Efficient generation of dopamine neurons from mouse ventral midbrain astrocytes

Abstract

Parkinson's disease (PD) is a common neurodegenerative disorder accompanied by tremors, bradykinesia, and rigidity. As PD is caused by loss of dopaminergic (DA) neurons in the midbrain substantia nigra (SN), thus, replenishment of DA neurons via stem cell-based therapy. Astrocytes are the most abundant non-neuronal cells in the central nervous system and are promising candidates for reprogramming into neuronal cells because they share a common origin with neurons. In addition, there is an aberrant increase in the number of astrocytes in PD owing to the destruction of neurons in neurodegenerative diseases. Therefore, considering the in vivo environment of the disease model, astrocytes are suitable for direct conversion into neurons. The ability of neural progenitor cells (NPCs) to proliferate and differentiate is a way to overcome, the limitations of the reduced viability and function of transplanted cells after cell replacement therapy. Achaete-scute complex homolog-like 1 (ASCL1) is a well-known neuronal-specific factor that induces various cell types such as human and mouse astrocytes and fibroblasts to differentiate into neurons.

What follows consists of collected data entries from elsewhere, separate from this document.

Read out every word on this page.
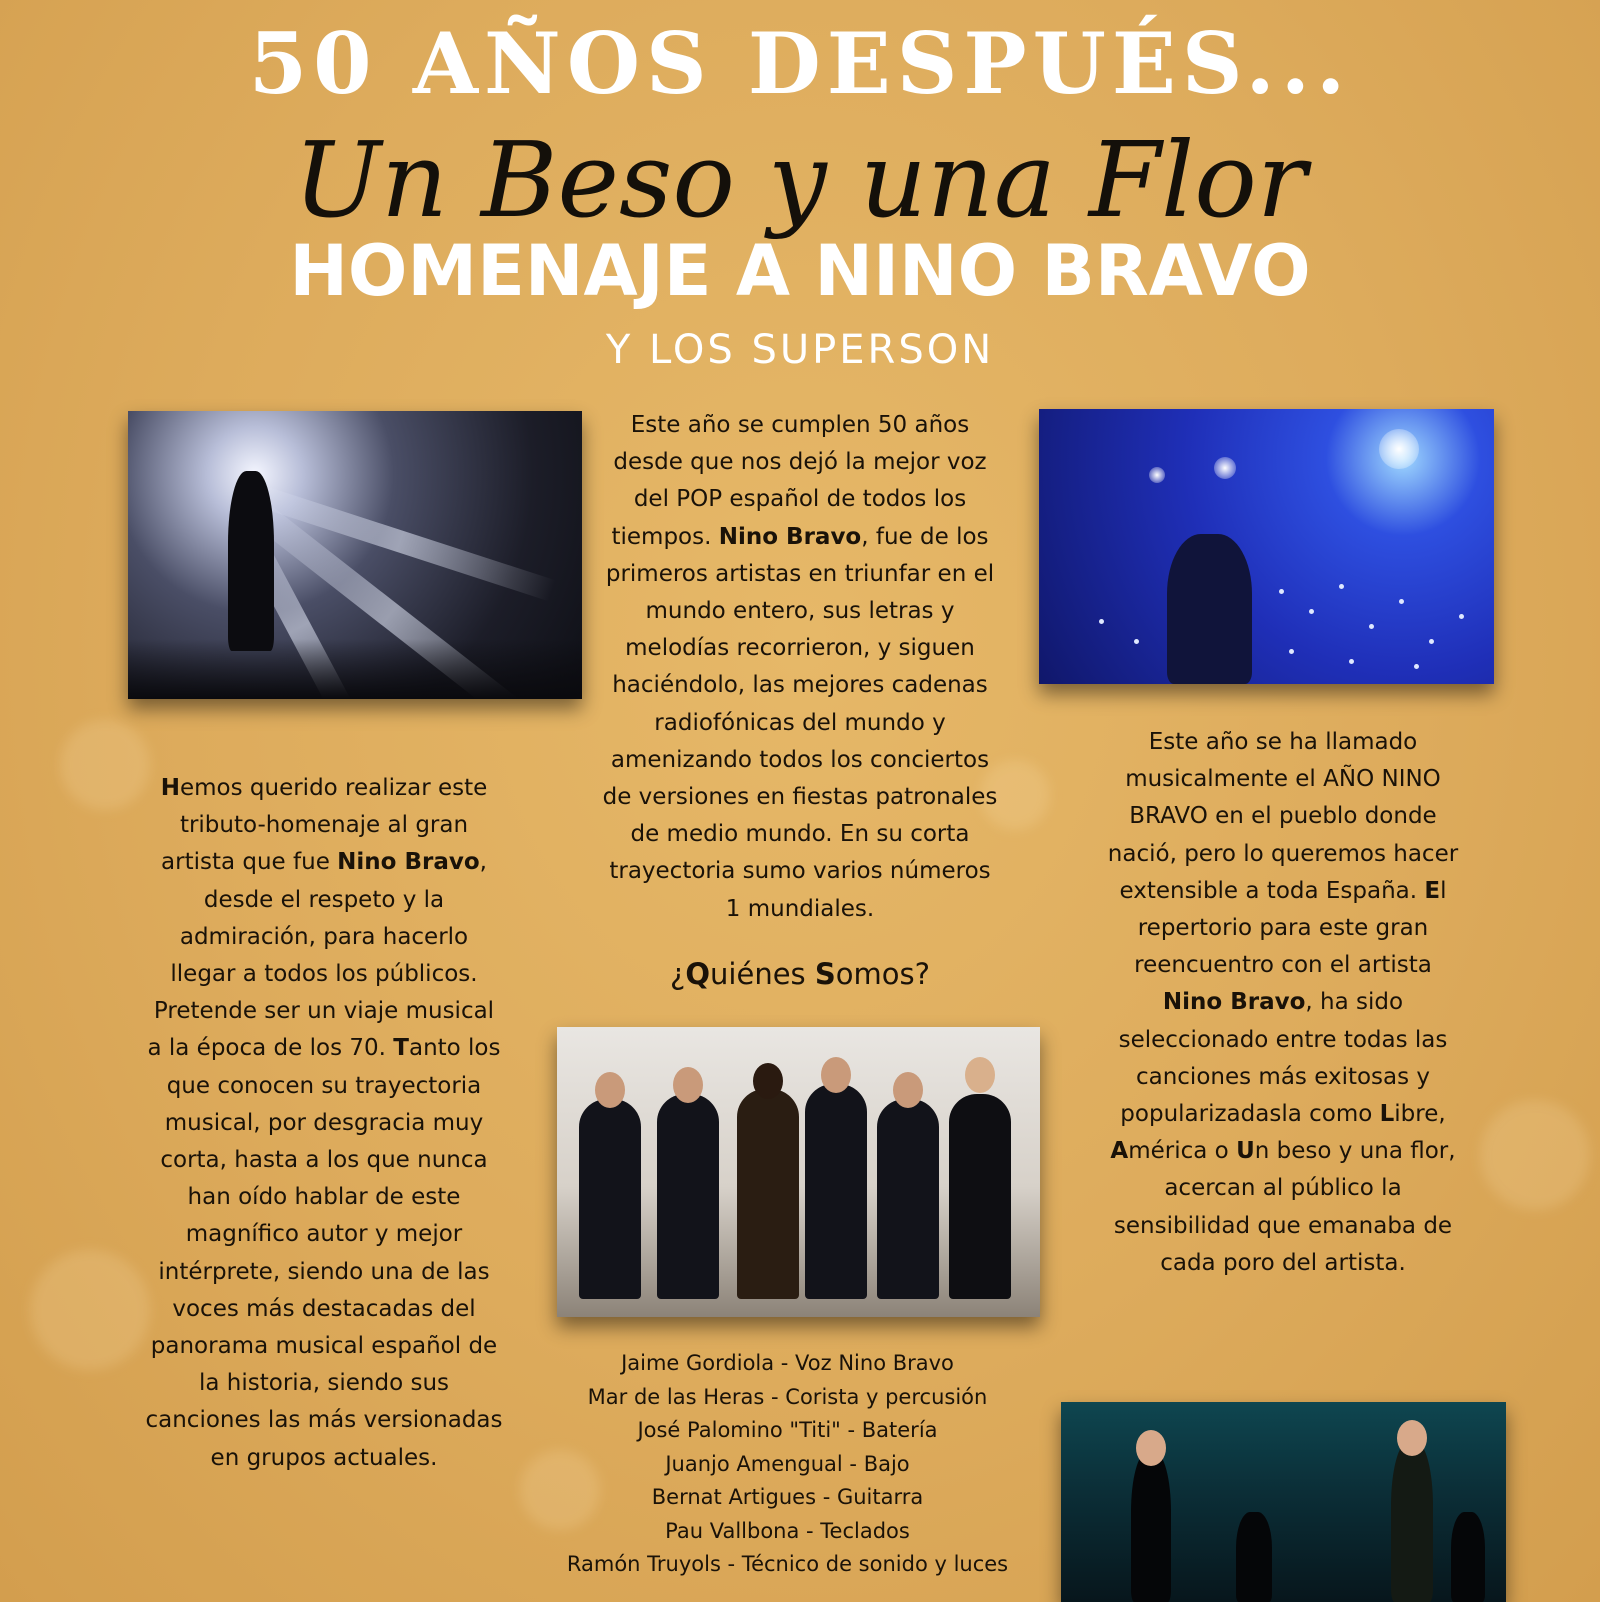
50 AÑOS DESPUÉS...
Un Beso y una Flor
HOMENAJE A NINO BRAVO
Y LOS SUPERSON
Este año se cumplen 50 años desde que nos dejó la mejor voz del POP español de todos los tiempos. Nino Bravo, fue de los primeros artistas en triunfar en el mundo entero, sus letras y melodías recorrieron, y siguen haciéndolo, las mejores cadenas radiofónicas del mundo y amenizando todos los conciertos de versiones en fiestas patronales de medio mundo. En su corta trayectoria sumo varios números 1 mundiales.
Hemos querido realizar este tributo-homenaje al gran artista que fue Nino Bravo, desde el respeto y la admiración, para hacerlo llegar a todos los públicos. Pretende ser un viaje musical a la época de los 70. Tanto los que conocen su trayectoria musical, por desgracia muy corta, hasta a los que nunca han oído hablar de este magnífico autor y mejor intérprete, siendo una de las voces más destacadas del panorama musical español de la historia, siendo sus canciones las más versionadas en grupos actuales.
Este año se ha llamado musicalmente el AÑO NINO BRAVO en el pueblo donde nació, pero lo queremos hacer extensible a toda España. El repertorio para este gran reencuentro con el artista Nino Bravo, ha sido seleccionado entre todas las canciones más exitosas y popularizadasla como Libre, América o Un beso y una flor, acercan al público la sensibilidad que emanaba de cada poro del artista.
¿Quiénes Somos?
Jaime Gordiola - Voz Nino Bravo
Mar de las Heras - Corista y percusión
José Palomino "Titi" - Batería
Juanjo Amengual - Bajo
Bernat Artigues - Guitarra
Pau Vallbona - Teclados
Ramón Truyols - Técnico de sonido y luces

NURR1 is involved in the differentiation and maintenance of DA neurons, and decreased NURR1 expression is known to be a major risk factor for PD. Direct conversion of astrocytes into DA neurons and NPCs can be induced by overexpression of ASCL1 and NURR1 and additional transcription factors genes such as Superoxide dismutase 1 (SOD1) and SOX2. Here, we demonstrated that astrocytes isolated from the ventral midbrain, which is the origin of SN DA neurons, could be effectively converted into DA neurons and NPCs, and the viability of the reprogrammed cells could be enhanced. In addition, we observed that when the established induced-NPCs became differentiated, they exhibited key characteristics of DA neurons. Thus, direct conversion of midbrain astrocytes appears to be a possible cell therapy strategy to treat neurodegenerative diseases.